Le complexe mTORC2 est moins bien décrit que le complexe mTORC1, en particulier son mode d’activation qui pourrait notamment faire intervenir la PI3K en réponse aux facteurs de croissance (Laplante and Sabatini, 2012) ou encore le complexe TSC1/TSC2 en aval d’Akt (Xie and Proud, 2014). Rictor (rapamycin-insensitive companion of mTOR), mSIN1 (mammalian stress-activated map kinase-interacting protein 1) et Protor1/2 (protein observed with rictor 1 and 2) sont des protéines spécifiques du complexe mTORC2 (Figure 35).

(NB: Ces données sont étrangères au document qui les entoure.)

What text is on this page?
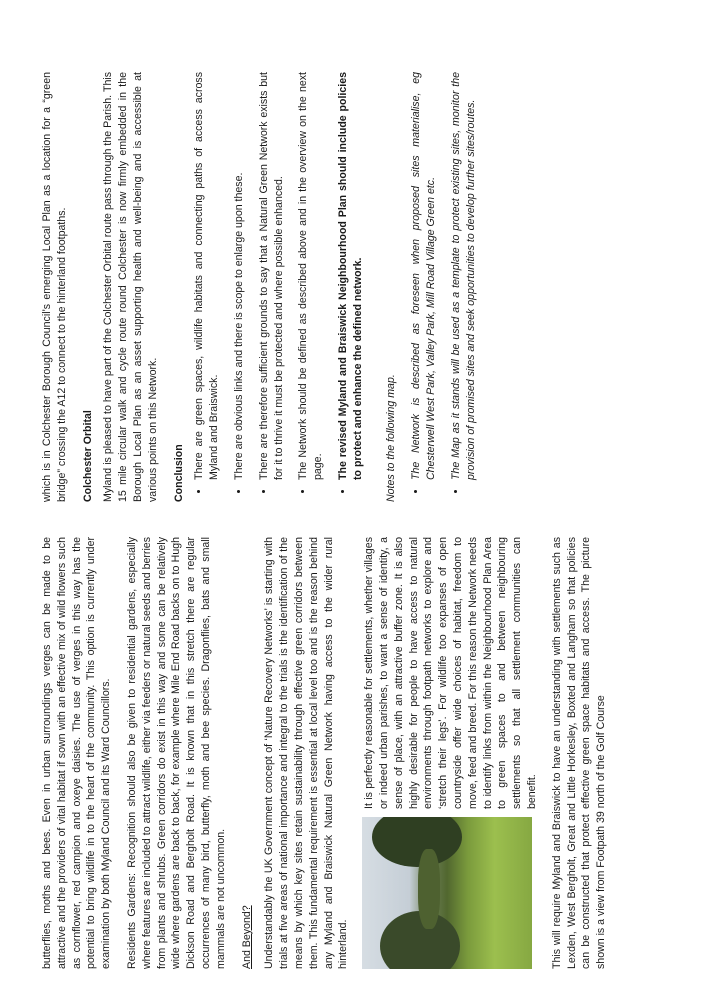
butterflies, moths and bees. Even in urban surroundings verges can be made to be attractive and the providers of vital habitat if sown with an effective mix of wild flowers such as cornflower, red campion and oxeye daisies. The use of verges in this way has the potential to bring wildlife in to the heart of the community. This option is currently under examination by both Myland Council and its Ward Councillors. Residents Gardens: Recognition should also be given to residential gardens, especially where features are included to attract wildlife, either via feeders or natural seeds and berries from plants and shrubs. Green corridors do exist in this way and some can be relatively wide where gardens are back to back, for example where Mile End Road backs on to Hugh Dickson Road and Bergholt Road. It is known that in this stretch there are regular occurrences of many bird, butterfly, moth and bee species. Dragonflies, bats and small mammals are not uncommon. And Beyond? Understandably the UK Government concept of ‘Nature Recovery Networks’ is starting with trials at five areas of national importance and integral to the trials is the identification of the means by which key sites retain sustainability through effective green corridors between them. This fundamental requirement is essential at local level too and is the reason behind any Myland and Braiswick Natural Green Network having access to the wider rural hinterland.

It is perfectly reasonable for settlements, whether villages or indeed urban parishes, to want a sense of identity, a sense of place, with an attractive buffer zone. It is also highly desirable for people to have access to natural environments through footpath networks to explore and ‘stretch their legs’. For wildlife too expanses of open countryside offer wide choices of habitat, freedom to move, feed and breed. For this reason the Network needs to identify links from within the Neighbourhood Plan Area to green spaces to and between neighbouring settlements so that all settlement communities can benefit. This will require Myland and Braiswick to have an understanding with settlements such as Lexden, West Bergholt, Great and Little Horkesley, Boxted and Langham so that policies can be constructed that protect effective green space habitats and access. The picture shown is a view from Footpath 39 north of the Golf Course

which is in Colchester Borough Council’s emerging Local Plan as a location for a “green bridge” crossing the A12 to connect to the hinterland footpaths. Colchester Orbital Myland is pleased to have part of the Colchester Orbital route pass through the Parish. This 15 mile circular walk and cycle route round Colchester is now firmly embedded in the Borough Local Plan as an asset supporting health and well-being and is accessible at various points on this Network. Conclusion • There are green spaces, wildlife habitats and connecting paths of access across Myland and Braiswick. • There are obvious links and there is scope to enlarge upon these. • There are therefore sufficient grounds to say that a Natural Green Network exists but for it to thrive it must be protected and where possible enhanced. • The Network should be defined as described above and in the overview on the next page. • The revised Myland and Braiswick Neighbourhood Plan should include policies to protect and enhance the defined network. Notes to the following map. • The Network is described as foreseen when proposed sites materialise, eg Chesterwell West Park, Valley Park, Mill Road Village Green etc. • The Map as it stands will be used as a template to protect existing sites, monitor the provision of promised sites and seek opportunities to develop further sites/routes.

Par ailleurs, le complexe FKBP12-rapamycine est incapable de se lier à mTORC2, il est donc défini comme insensible à la rapamycine (Laplante and Sabatini, 2012).

mTORC2 phosphoryle Akt sur son site Ser473, permettant à cette dernière d’acquérir une activation maximale. Ce complexe intervient également dans le contrôle de plusieurs kinases comme la PKC qui joue un rôle dans la morphologie en affectant l’organisation du cytosquelette d’actine, et SGK1 (serum- and glucocorticoid-induced protein kinase 1), kinase impliquée dans le transport des ions et la croissance (Laplante and Sabatini, 2012).